BECK, U. A reinvenção da política: rumo a uma teoria da modernização reflexiva. In: GIDDENS, A. et ali. Modernização reflexiva: política, tradição e estética na ordem social moderna. São Paulo: Universidade Estadual Paulista, 1997, pp. 11-71.
____. La sociedad del risco global. Madrid: Sieglo XXI de Espana Editores S.A., 2002. 
GIDDENS, A. As conseqüências da modernidade. São Paulo: UNESP, 1991. 

[1] A globalidade do risco não significa uma igualdade global do risco. Beck (2002, p. 8) destaca, como uma “primeira lei dos riscos do meio ambiente”, que “a contaminação segue o mais pobre”. A intensificação da pobreza, ao longo da década de 1990, com o aumento da distância entre ricos e pobres e da quantidade de pessoas pobres, é associada pelo autor à imposição das políticas de livre mercado aos países endividados, obrigando-os a desenvolver indústrias que abastecem as parcelas abastadas ao invés de proteger, educar e cuidar dos mais pobres.
[2] Em uma perspectiva de reflexão institucional (GIDDENS, 1991), as incertezas fabricadas surgem como uma mistura de risco, conhecimento e desconhecimento e reflexividade, configurando um novo tipo de risco.

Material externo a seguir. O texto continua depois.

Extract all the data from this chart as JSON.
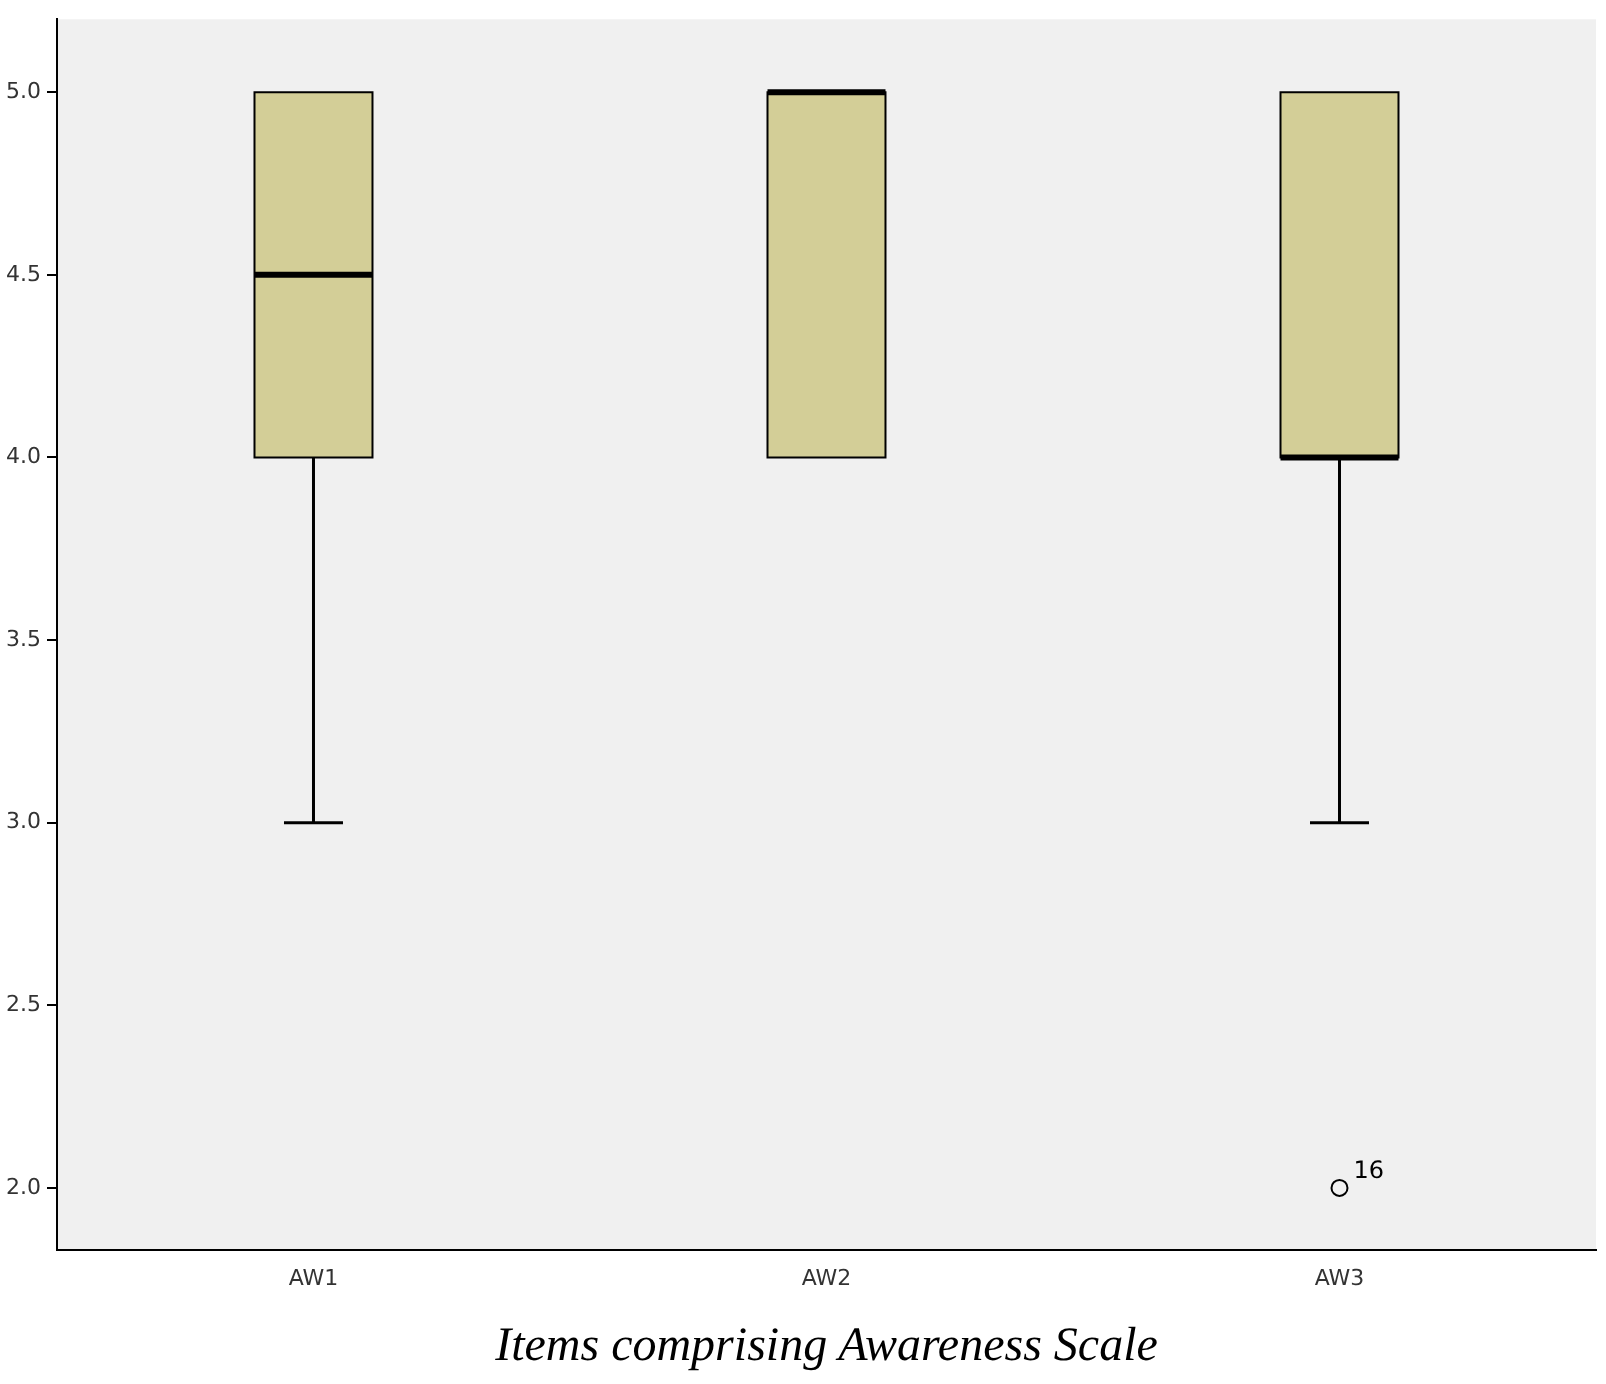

Ao tratar de riscos não-seguráveis, Beck (2002) destaca que a sociedade moderna aborda as incertezas fabricadas auto-geradas por meio de uma distinção entre (1) riscos que dependem de decisões e podem ser controlados e (2) perigos que escaparam ou neutralizaram os requisitos de controle da sociedade industrial, tanto (a) falhas das normas e instituições da sociedade industrial, como, por exemplo, quando os seguros são desprezados por setores que não tem acesso a ele; quanto (b) o modelo de decisões da sociedade industrial e a globalidade de suas conseqüências agregadas, ao identificar normas e irresponsabilidade organizada, em um movimento circular entre a normalização simbólica e as ameaças permanentes e de destruição material.
[3] Beck (2002) destaca, como exemplo, a impossibilidade de superação financeira dos danos com milhões de desempregados e pobres ou de um seguro contra a recessão global ou a catástrofe ecológica. Por outro lado, as conseqüências sociais dos riscos financeiros globais compreendem mudanças culturais e políticas que solapam as burocracias, desafiam o domínio da economia clássica e do neoliberalismo e proporcionam um redimensionamento das fronteiras e frentes de batalha da política contemporânea.